UN ÉVENTAIL D’OUTILS

Outre ces exemples bien connus, ce dernier rapporte le cas du tuteur intelligent (un « chatbot ») utilisé sur le site d’aide aux devoirs Alloprof, qui fonctionne grâce à de l’IA.

« Avant de parler à un tuteur réel, les élèves peuvent être aidés par un « robot » qui les oriente vers des vidéos explicatives sur le sujet demandé », explique le professeur.

Que ce soit les livres interactifs de la multinationale Pearson, le service de détection de plagiat de Turnitin ou l’application de résolution de problèmes mathématiques de Photomath, il semble que les outils pour aider les étudiants et les enseignants se multiplient chaque année.

D’un point de vue plus global, M. Karsenti cite l’exemple de Classcraft, un jeu de rôle sous forme d’application web qui permet aux professeurs d’améliorer les comportements de leurs élèves en classe.

« C’est un jeu qui récompense les bonnes conduites durant les cours, mais qui permet aussi de prédire les comportements négatifs », affirme-t-il.

Ce genre d’outil mérite un questionnement éthique, croit l’expert.

« Tout de suite, on a l’histoire de « Minority Report » qui nous vient en tête; un univers où l’on emprisonne les gens avant qu’ils ne commettent un crime. Ça peut paraître loufoque, mais il y a là une inquiétude légitime, à savoir si les professeurs pourraient punir leurs élèves à cause d’un algorithme prédictif », souligne-t-il.

Toutefois, si les anxiétés sur l’utilisation des données recueillies dans le milieu scolaire et académique ont leur raison d’être, M. Karsenti voit aussi dans l’IA une opportunité à ne pas manquer pour améliorer l’enseignement.

« Avec tous les bulletins, les rapports d’absentéisme et la panoplie d’informations qui sont collectées, on peut envisager qu’une centaine de données sont colligées chaque années par élève. Pourquoi ne pas les utiliser pour aider ceux-ci et créer un enseignement adapté à leurs besoins? », indique l’expert.

UN PÔLE DE l’IA DANS LES CÉGEPS ET UNIVERSITÉS

L’IA peut donc être un outil dans les classes, mais elle change aussi la matière qui y est promulguée.

Afin de réagir à la nouvelle tendance numérique, une coalition d’établissements postsecondaires s’est formée il y a deux ans de cela pour mettre sur pied le Pôle montréalais d’enseignement supérieur en intelligence artificielle (PIA).

« C’est une initiative des cégeps, qui rassemble aujourd’hui 19 collèges et universités. Le but premier était d’identifier un défi ou un enjeu commun en enseignement, et c’est l’IA qui a été ciblé à Montréal », explique Benoît Pagé, directeur du PIA.

Dans un premier temps, le PIA a permis de relever le nombre d’initiatives d’enseignement liées à l’IA dans les cégeps; un inventaire d’éléments de formation, pour savoir « qui fait quoi ». Un sondage effectué auprès de tous les établissements membres accuse un taux de réponse de 10 %, soit le pourcentage de cours ou d’activités reliées de près ou de loin à l’IA.

Le pôle élabore aussi des projets de formation, tels que des écoles d’été d’initiation au codage, ainsi que de la recherche concernant les compétences requises sur le marché du travail, afin de mieux cibler les besoins dans les cours.

« Si on attend après le ministère de l’Éducation pour changer les programmes de formation, ça risque d’être trop long pour de simples raisons administratives.
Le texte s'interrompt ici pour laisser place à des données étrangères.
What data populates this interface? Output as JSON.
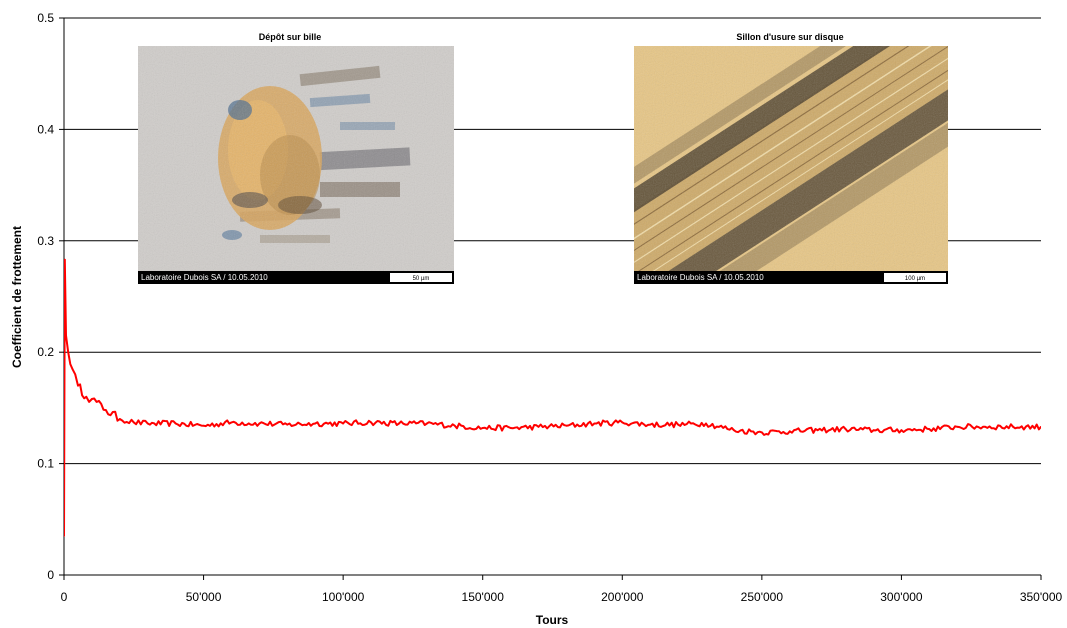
{
  "chart_data": {
    "type": "line",
    "xlabel": "Tours",
    "ylabel": "Coefficient de frottement",
    "xlim": [
      0,
      350000
    ],
    "ylim": [
      0,
      0.5
    ],
    "x_ticks": [
      "0",
      "50'000",
      "100'000",
      "150'000",
      "200'000",
      "250'000",
      "300'000",
      "350'000"
    ],
    "y_ticks": [
      "0",
      "0.1",
      "0.2",
      "0.3",
      "0.4",
      "0.5"
    ],
    "grid": "horizontal",
    "legend": "none",
    "series": [
      {
        "color": "#ff0000",
        "x": [
          0,
          300,
          700,
          1500,
          3000,
          5000,
          8000,
          10000,
          15000,
          20000,
          25000,
          30000,
          40000,
          50000,
          60000,
          70000,
          80000,
          90000,
          100000,
          110000,
          120000,
          130000,
          140000,
          150000,
          160000,
          170000,
          180000,
          190000,
          200000,
          210000,
          220000,
          230000,
          240000,
          250000,
          260000,
          270000,
          280000,
          290000,
          300000,
          310000,
          320000,
          330000,
          340000,
          350000
        ],
        "y": [
          0.035,
          0.283,
          0.215,
          0.2,
          0.185,
          0.17,
          0.16,
          0.158,
          0.148,
          0.14,
          0.137,
          0.136,
          0.136,
          0.134,
          0.137,
          0.136,
          0.135,
          0.136,
          0.136,
          0.137,
          0.136,
          0.136,
          0.134,
          0.132,
          0.132,
          0.133,
          0.134,
          0.136,
          0.137,
          0.135,
          0.135,
          0.136,
          0.13,
          0.128,
          0.129,
          0.13,
          0.131,
          0.13,
          0.13,
          0.131,
          0.133,
          0.133,
          0.133,
          0.133
        ]
      }
    ]
  },
  "insets": [
    {
      "title": "Dépôt sur bille",
      "caption": "Laboratoire Dubois SA / 10.05.2010",
      "scale_label": "50 µm",
      "colors": {
        "background": "#c9c7c3",
        "deposit": "#d9a55a",
        "dark": "#5a4630",
        "blue": "#5f7fa0"
      }
    },
    {
      "title": "Sillon d'usure sur disque",
      "caption": "Laboratoire Dubois SA / 10.05.2010",
      "scale_label": "100 µm",
      "colors": {
        "background": "#e7c685",
        "groove": "#c9a463",
        "debris": "#3a2f22"
      }
    }
  ]
}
C’est pour cela qu’on veut passer par des initiatives des professeurs, afin d’aller plus vite », souligne M. Pagé.

L’IA MONTRÉALAISE CHANGE LA FORMATION À L’INTERNATIONAL

Récemment établie à Montréal, l’école internationale de business Skema y a trouvé un terreau fertile pour repenser ses programmes.
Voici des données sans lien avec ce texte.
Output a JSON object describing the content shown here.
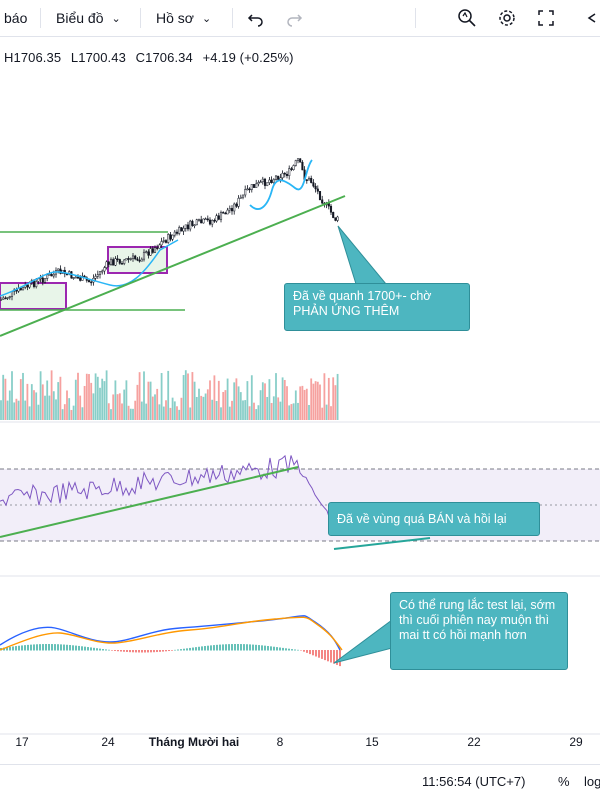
{
  "toolbar": {
    "alerts_label": "báo",
    "chart_label": "Biểu đồ",
    "profile_label": "Hồ sơ"
  },
  "ohlc": {
    "high": "H1706.35",
    "low": "L1700.43",
    "close": "C1706.34",
    "change": "+4.19 (+0.25%)"
  },
  "callouts": {
    "price": "Đã về quanh 1700+- chờ PHẢN ỨNG THÊM",
    "rsi": "Đã về vùng quá BÁN và hồi lại",
    "macd": "Có thể rung lắc test lại, sớm thì cuối phiên nay muộn thì mai tt có hồi mạnh hơn"
  },
  "xaxis": {
    "labels": [
      "17",
      "24",
      "Tháng Mười hai",
      "8",
      "15",
      "22",
      "29"
    ]
  },
  "status": {
    "time": "11:56:54 (UTC+7)",
    "percent": "%",
    "log": "log"
  },
  "colors": {
    "up_candle": "#26a69a",
    "down_candle": "#ef5350",
    "trendline": "#4caf50",
    "box": "#9c27b0",
    "callout": "#4db6c0",
    "rsi_band": "#ede7f6"
  }
}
« Il a une forte demande de la part de nos étudiants et de nos professeurs pour intégrer des éléments concernant l’IA dans nos cours. Ceux-ci veulent mieux répondre aux besoins du marché et comprendre comment ils peuvent penser leurs futurs modèles d’affaires grâce à l’IA et l’intelligence augmentée », indique Catherine Feuillet, directrice du développement à Skema Canada.
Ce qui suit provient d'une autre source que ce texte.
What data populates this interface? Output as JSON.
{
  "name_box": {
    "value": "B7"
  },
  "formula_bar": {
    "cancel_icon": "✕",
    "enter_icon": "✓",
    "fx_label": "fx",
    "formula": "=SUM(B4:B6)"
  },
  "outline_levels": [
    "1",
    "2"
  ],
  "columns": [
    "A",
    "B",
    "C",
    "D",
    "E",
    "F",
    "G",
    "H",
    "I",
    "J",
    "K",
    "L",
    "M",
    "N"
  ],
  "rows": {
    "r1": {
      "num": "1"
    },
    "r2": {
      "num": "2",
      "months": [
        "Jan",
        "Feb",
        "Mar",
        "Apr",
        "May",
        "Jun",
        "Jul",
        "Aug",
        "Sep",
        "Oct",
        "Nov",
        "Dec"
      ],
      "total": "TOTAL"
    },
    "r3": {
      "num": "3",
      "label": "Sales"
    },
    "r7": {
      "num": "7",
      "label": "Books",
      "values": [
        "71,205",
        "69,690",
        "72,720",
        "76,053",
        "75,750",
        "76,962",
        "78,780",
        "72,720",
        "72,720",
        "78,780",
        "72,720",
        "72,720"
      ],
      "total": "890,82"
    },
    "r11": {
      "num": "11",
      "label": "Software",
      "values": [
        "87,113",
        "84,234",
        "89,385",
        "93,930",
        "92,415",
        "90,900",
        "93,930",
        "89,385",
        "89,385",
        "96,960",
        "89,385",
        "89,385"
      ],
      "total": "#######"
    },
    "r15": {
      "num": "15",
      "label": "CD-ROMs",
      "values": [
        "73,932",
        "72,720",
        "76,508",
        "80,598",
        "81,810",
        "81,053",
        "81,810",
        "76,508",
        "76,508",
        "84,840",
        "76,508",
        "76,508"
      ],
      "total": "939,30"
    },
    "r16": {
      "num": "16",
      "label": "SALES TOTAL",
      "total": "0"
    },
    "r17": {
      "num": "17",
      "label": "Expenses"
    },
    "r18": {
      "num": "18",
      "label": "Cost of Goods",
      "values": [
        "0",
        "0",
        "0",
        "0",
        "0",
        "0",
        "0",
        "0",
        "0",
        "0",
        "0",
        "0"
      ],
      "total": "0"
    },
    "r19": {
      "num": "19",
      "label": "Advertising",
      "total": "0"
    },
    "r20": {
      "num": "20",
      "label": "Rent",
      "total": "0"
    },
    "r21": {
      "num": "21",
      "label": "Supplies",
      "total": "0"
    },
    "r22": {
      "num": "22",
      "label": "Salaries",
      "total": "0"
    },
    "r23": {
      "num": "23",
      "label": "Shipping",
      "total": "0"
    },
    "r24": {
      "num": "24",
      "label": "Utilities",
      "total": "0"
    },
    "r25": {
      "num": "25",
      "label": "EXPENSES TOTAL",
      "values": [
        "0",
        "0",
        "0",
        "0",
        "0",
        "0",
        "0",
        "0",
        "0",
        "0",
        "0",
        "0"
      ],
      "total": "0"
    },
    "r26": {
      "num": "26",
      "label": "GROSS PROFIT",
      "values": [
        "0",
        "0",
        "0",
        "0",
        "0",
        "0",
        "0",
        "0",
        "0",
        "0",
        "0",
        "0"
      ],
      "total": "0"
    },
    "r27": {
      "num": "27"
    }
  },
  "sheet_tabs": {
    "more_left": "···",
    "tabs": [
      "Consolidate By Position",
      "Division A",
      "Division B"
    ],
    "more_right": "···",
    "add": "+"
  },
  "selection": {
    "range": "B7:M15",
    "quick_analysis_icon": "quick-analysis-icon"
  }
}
Depuis un an, l’école offre un volet complet en IA qu’elle lie avec quatre de ses programmes de cours donnés sur cinq continents.

« Grâce à la recherche que nous allons poursuivre à Montréal, nous structurerons notre offre dans ce domaine. Cela fait partie de notre approche hybride des savoirs. Nous voulons sortir les connaissances en IA des sphères des scientifiques et les rendre accessibles aux futurs décideurs en entreprise », souligne Mme Feuillet.